TSteguramente mi primer beso se lo di a una chica pecosa de ojos claros llamada Isabel que estudiaba en el colegio de las monjas de mi pueblo natal. Fue contra la pared lucida de una vetusta casa solariega a las traseras de una calle principal. Nacía la noche de un junio ya veraniego y sobre el firmamento se alzaba una inmensa luna de embrujo que nos imantaba. Sudaba, temblaba y exhalaba una fragancia floral que nunca he vuelto a oler en mi vida. Adolescentes ambos, ardientes y atrevidos, nuestros labios resecos se rozaron y se abrieron para decirse con la piel lo que la mente no callaba. Un latigazo en el bajo vientre y la voz chillona de una de sus amigas que la buscaba, me dejó clavado frente a su rostro, en un escorzo entre estúpido y estupefacto.
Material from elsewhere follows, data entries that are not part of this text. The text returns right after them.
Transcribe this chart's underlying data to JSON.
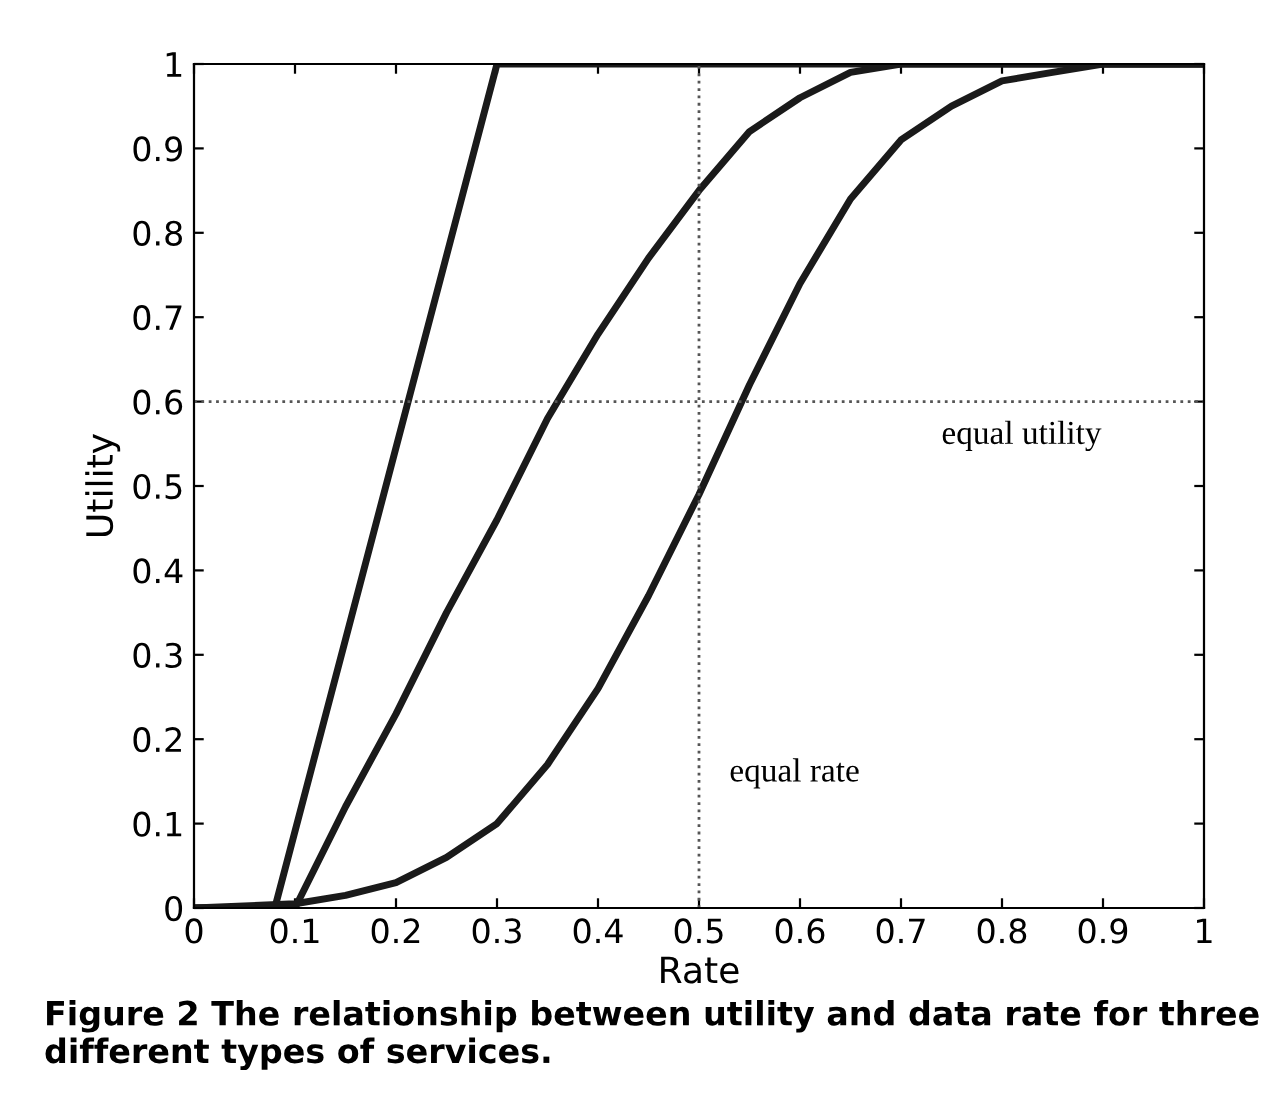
{
  "chart_data": {
    "type": "line",
    "xlabel": "Rate",
    "ylabel": "Utility",
    "xlim": [
      0,
      1
    ],
    "ylim": [
      0,
      1
    ],
    "xticks": [
      0,
      0.1,
      0.2,
      0.3,
      0.4,
      0.5,
      0.6,
      0.7,
      0.8,
      0.9,
      1
    ],
    "yticks": [
      0,
      0.1,
      0.2,
      0.3,
      0.4,
      0.5,
      0.6,
      0.7,
      0.8,
      0.9,
      1
    ],
    "grid": false,
    "line_style": "solid",
    "series": [
      {
        "color": "#1a1a1a",
        "x": [
          0,
          0.08,
          0.3,
          1
        ],
        "values": [
          0,
          0,
          1,
          1
        ]
      },
      {
        "color": "#1a1a1a",
        "x": [
          0,
          0.1,
          0.15,
          0.2,
          0.25,
          0.3,
          0.35,
          0.4,
          0.45,
          0.5,
          0.55,
          0.6,
          0.65,
          0.7,
          1
        ],
        "values": [
          0,
          0,
          0.12,
          0.23,
          0.35,
          0.46,
          0.58,
          0.68,
          0.77,
          0.85,
          0.92,
          0.96,
          0.99,
          1,
          1
        ]
      },
      {
        "color": "#1a1a1a",
        "x": [
          0,
          0.1,
          0.15,
          0.2,
          0.25,
          0.3,
          0.35,
          0.4,
          0.45,
          0.5,
          0.55,
          0.6,
          0.65,
          0.7,
          0.75,
          0.8,
          0.85,
          0.9,
          1
        ],
        "values": [
          0,
          0.005,
          0.015,
          0.03,
          0.06,
          0.1,
          0.17,
          0.26,
          0.37,
          0.49,
          0.62,
          0.74,
          0.84,
          0.91,
          0.95,
          0.98,
          0.99,
          1,
          1
        ]
      }
    ],
    "ref_lines": [
      {
        "axis": "x",
        "value": 0.5,
        "line_style": "dotted",
        "color": "#555555"
      },
      {
        "axis": "y",
        "value": 0.6,
        "line_style": "dotted",
        "color": "#555555"
      }
    ],
    "annotations": [
      "equal utility",
      "equal rate",
      "Figure 2 The relationship between utility and data rate for three different types of services."
    ]
  }
}
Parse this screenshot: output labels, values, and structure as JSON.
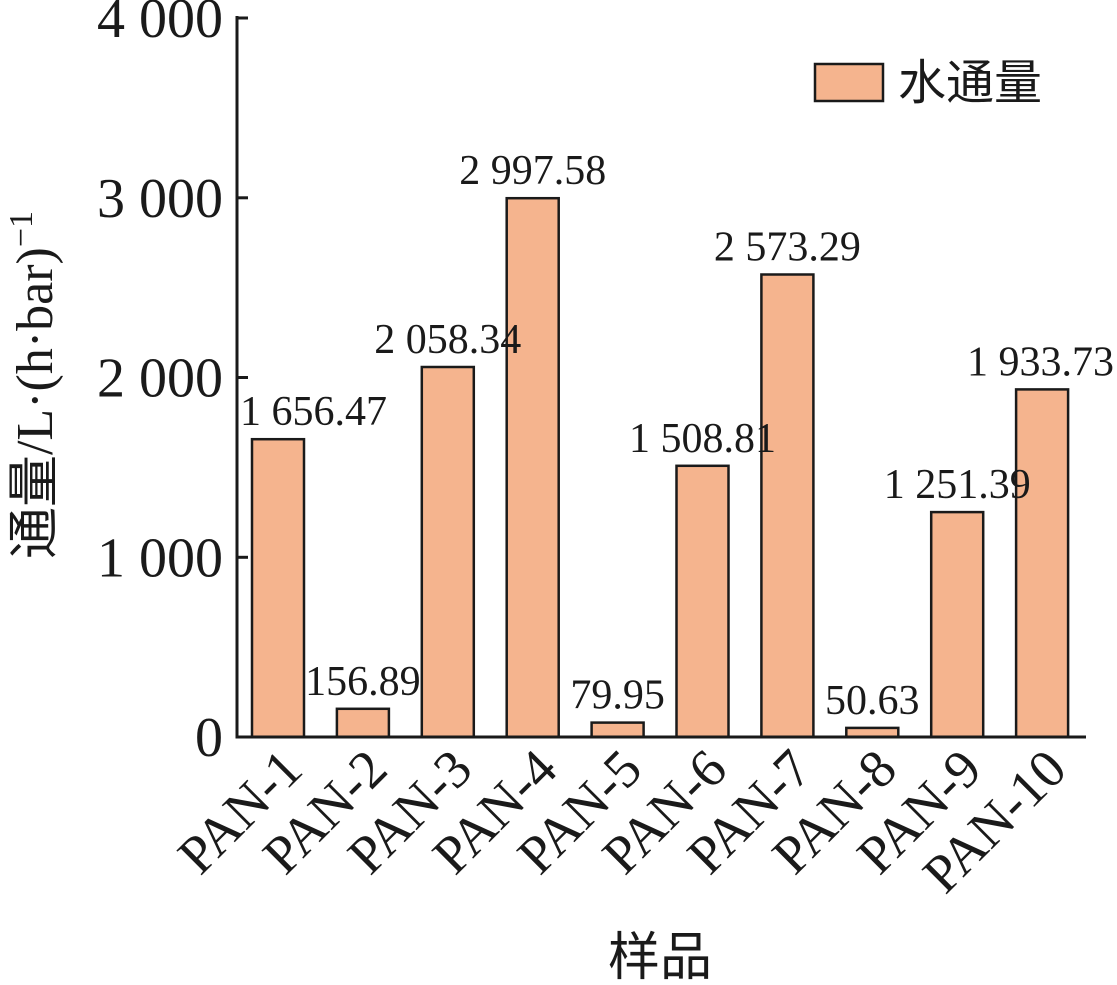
{
  "chart_data": {
    "type": "bar",
    "categories": [
      "PAN-1",
      "PAN-2",
      "PAN-3",
      "PAN-4",
      "PAN-5",
      "PAN-6",
      "PAN-7",
      "PAN-8",
      "PAN-9",
      "PAN-10"
    ],
    "series": [
      {
        "name": "水通量",
        "values": [
          1656.47,
          156.89,
          2058.34,
          2997.58,
          79.95,
          1508.81,
          2573.29,
          50.63,
          1251.39,
          1933.73
        ],
        "labels": [
          "1 656.47",
          "156.89",
          "2 058.34",
          "2 997.58",
          "79.95",
          "1 508.81",
          "2 573.29",
          "50.63",
          "1 251.39",
          "1 933.73"
        ],
        "color": "#F5B48E"
      }
    ],
    "xlabel": "样品",
    "ylabel": "通量/L·(h·bar)",
    "ylabel_superscript": "−1",
    "ylim": [
      0,
      4000
    ],
    "yticks": [
      0,
      1000,
      2000,
      3000,
      4000
    ],
    "ytick_labels": [
      "0",
      "1 000",
      "2 000",
      "3 000",
      "4 000"
    ],
    "grid": false,
    "legend_position": "top-right",
    "edge_color": "#1a1a1a"
  }
}
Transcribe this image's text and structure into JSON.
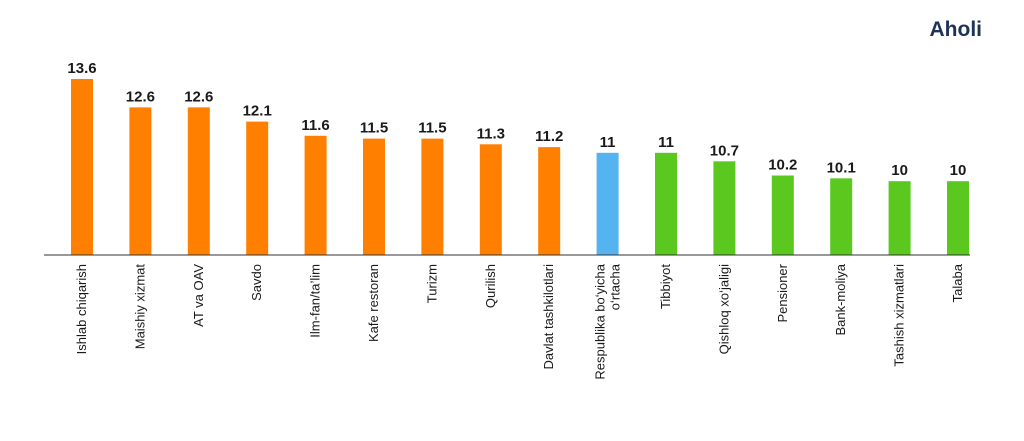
{
  "brand": "Aholi",
  "colors": {
    "sector": "#ff8000",
    "average": "#55b4f0",
    "group": "#5ac81e",
    "axis": "#333333"
  },
  "chart_data": {
    "type": "bar",
    "title": "",
    "xlabel": "",
    "ylabel": "",
    "ylim": [
      0,
      14
    ],
    "grid": false,
    "legend": "none",
    "value_labels": true,
    "categories": [
      "Ishlab chiqarish",
      "Maishiy xizmat",
      "AT va OAV",
      "Savdo",
      "Ilm-fan/ta’lim",
      "Kafe restoran",
      "Turizm",
      "Qurilish",
      "Davlat tashkilotlari",
      "Respublika bo‘yicha o‘rtacha",
      "Tibbiyot",
      "Qishloq xo‘jaligi",
      "Pensioner",
      "Bank-moliya",
      "Tashish xizmatlari",
      "Talaba"
    ],
    "values": [
      13.6,
      12.6,
      12.6,
      12.1,
      11.6,
      11.5,
      11.5,
      11.3,
      11.2,
      11,
      11,
      10.7,
      10.2,
      10.1,
      10,
      10
    ],
    "value_labels_text": [
      "13.6",
      "12.6",
      "12.6",
      "12.1",
      "11.6",
      "11.5",
      "11.5",
      "11.3",
      "11.2",
      "11",
      "11",
      "10.7",
      "10.2",
      "10.1",
      "10",
      "10"
    ],
    "bar_colors": [
      "#ff8000",
      "#ff8000",
      "#ff8000",
      "#ff8000",
      "#ff8000",
      "#ff8000",
      "#ff8000",
      "#ff8000",
      "#ff8000",
      "#55b4f0",
      "#5ac81e",
      "#5ac81e",
      "#5ac81e",
      "#5ac81e",
      "#5ac81e",
      "#5ac81e"
    ]
  }
}
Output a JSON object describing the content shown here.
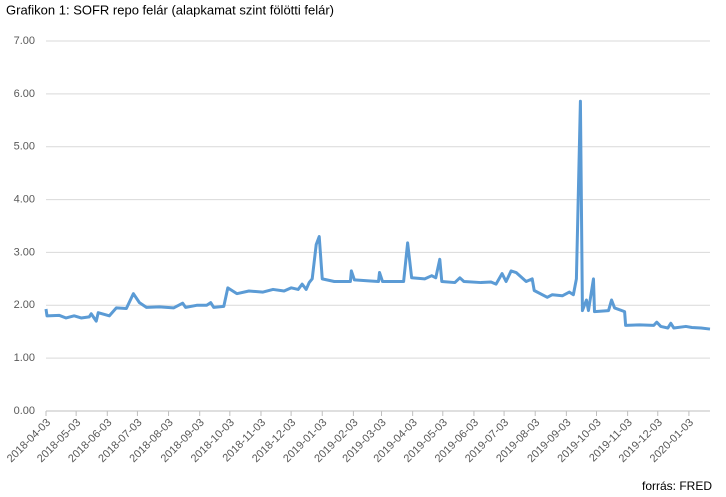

Paula es el nombre de la chica que me enseñó a besar. Un par de años mayor que yo, quizás. Fue en el parque que hay frente a mi calle, camino de la estación. Jugaba yo a cazar lagartijas con los chavales de mi panda. Agostaba y sudábamos a mares. Corría por una de las veredas buscando una fuentecilla para saciar mi sed, cuando me topé con un grupo conocido de chicos mayores que parloteaban en torno a una banca. Me invitaron a acompañarles y no pude eximirme de participar en un juego que consistía en elegir parejas por sorteo y que los obligaba a irse a dar una vuelta a hacer lo que a bien tuviesen, y venir después a contar las peripecias acontecidas en el trasiego. Como hacía impar, se ofreció Paula --cara redonda, cabellera ensortijada, labios carnosos, falda corta y piernas bien torneadas--, para dar conmigo el paseo. Me llevó lejos a un tupido recodo, y como yo no actuaba, me pidió que la besara. Le dije que no sabía y me miró con incredulidad. Al ver mi expresión bobalicona, sonrió y me dijo ven. Me pegó a su cuerpo, abrió la boca, y me ordenó repetir lo que hiciera. Sus labios, sus dientes, su lengua, jugaron con los míos --pudorosos, inocentes--, durante una eternidad. La piel se me erizó, las manos me sudaron y los músculos se me aflojaron. Poco a poco aprendí que los labios se relajan, que los dientes muerden y la lengua se mueve como una serpiólida. Era la magia encarnada en la boca sensual, morbosa y sapiente de una chica que me enseñó el lascivo oficio de besar.

Pero era del último beso de lo que íbamos a hablar- El problema es que ahora no puedo decir ni a quién se lo di, ni cómo ni dónde. No sería prudente ni cortés, podrán suponerse, ¿verdad?